才说到这里,阿煌就像是个做错事情的小孩子一样,像是不好意思般的别扭,但我真的没有责怪阿煌的意思。
我又继续说了下去:"后来,小齐介绍了个居住在法国的日裔给我认识,他叫做深井,是个个性满不错的中年男子......"
阿煌的表情像是愣了一下,微微的皱起了眉头,我注意着阿煌的变化,一字一句的开始介绍起老爹的事情,就算想停也已经停不住了。说到了最后,和他提到了要把老爹介绍给他认识的部分,我就停下来不说了。
下一分钟的沉默,让我开始觉得有点后悔了,因为阿煌正在用力地紧抓着自己的双膝。
"......你要跟我说的就是这个吗?"阿煌沉沉的音调语气,才正要开始改变这顿晚餐的气氛。
"嗯,我是想介绍给你认识有这样的朋友......"我还在期待阿煌会很有兴趣想认识这名老爹的说,显然我是错的。
他打断了我的话,讲话的声音也越来越大声:"够了!我还在为你穷担心的时候,你却在别人的怀里做了这种......"

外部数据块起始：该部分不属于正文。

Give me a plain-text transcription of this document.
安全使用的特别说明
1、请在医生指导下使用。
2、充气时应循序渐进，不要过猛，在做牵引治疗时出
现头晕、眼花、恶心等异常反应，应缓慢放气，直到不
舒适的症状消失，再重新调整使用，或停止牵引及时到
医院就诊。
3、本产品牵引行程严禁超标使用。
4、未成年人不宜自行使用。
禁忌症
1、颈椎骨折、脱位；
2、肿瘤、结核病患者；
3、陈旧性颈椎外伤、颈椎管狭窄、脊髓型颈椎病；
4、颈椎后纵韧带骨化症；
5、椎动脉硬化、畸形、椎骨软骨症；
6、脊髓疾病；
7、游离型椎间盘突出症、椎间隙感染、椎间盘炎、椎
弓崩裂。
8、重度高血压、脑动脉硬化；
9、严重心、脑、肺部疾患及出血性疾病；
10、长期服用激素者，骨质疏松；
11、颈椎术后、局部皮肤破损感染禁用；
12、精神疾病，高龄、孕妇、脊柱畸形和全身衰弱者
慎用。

阿煌紧闭着双眼、咬牙切齿、颤抖着身子,同时指着我的鼻子说:"陈维源!你怎么可以......"
这是我在短短不到几天里,再度看到阿煌对我满面怒容的模样。
我着急的摇摇头,同时和他说:"阿煌,你先不要冲动,听我解释......"
阿煌猛然的站起身子,用力的拍打桌面吼叫道:"你怎么可以这么对我!?"
餐馆内所有的人都静了下来,视线一致的望向我们这桌,彷佛满山风雨欲来前的寂静,只有阿煌咬着牙,重重的鼻息声。
我决定打破这样的沉默,开口和他说道:"阿煌,事情不是你想象的那个样子......"
"闭嘴!我是那么的信赖你!你怎么......你怎么可以......天啊!我看错你了!"阿煌表情充满着愤怒、还有不敢相信般的表情,红着眼眶,手指着我大声说道。
碰!又是一记击在桌面上的重响声,连带桌上的水杯也倒了,滚下桌子后,摔出清脆响亮的玻璃破碎声,震撼着我的心。阿煌取出皮夹,丢了钱在桌上,也不等菜还没来,就转身推门离去。
我知道,阿煌他定是吃了老爹的醋,但是我......但是我并没有和老爹有过半点逾矩的行为啊。
我向店员急忙的道歉之后,急着要追上阿煌和他解释清楚,才到了旁边的停车场,就听见猛烈催油门的声音,我的直觉反应,那是阿煌车子的声音。
果其不然,正当我才要往前走上一步,阿煌突然急倒车出来,滑出尖锐的煞车声,用力的加速驶离停车场,完全不给我一点解释的机会......
下雨了......此时天空又开始下起雨来,我跪倒在满是泥水的土壤上,无力的嘶吼着:"阿煌--你这个傻瓜!为什么不等我解释清楚再说呢?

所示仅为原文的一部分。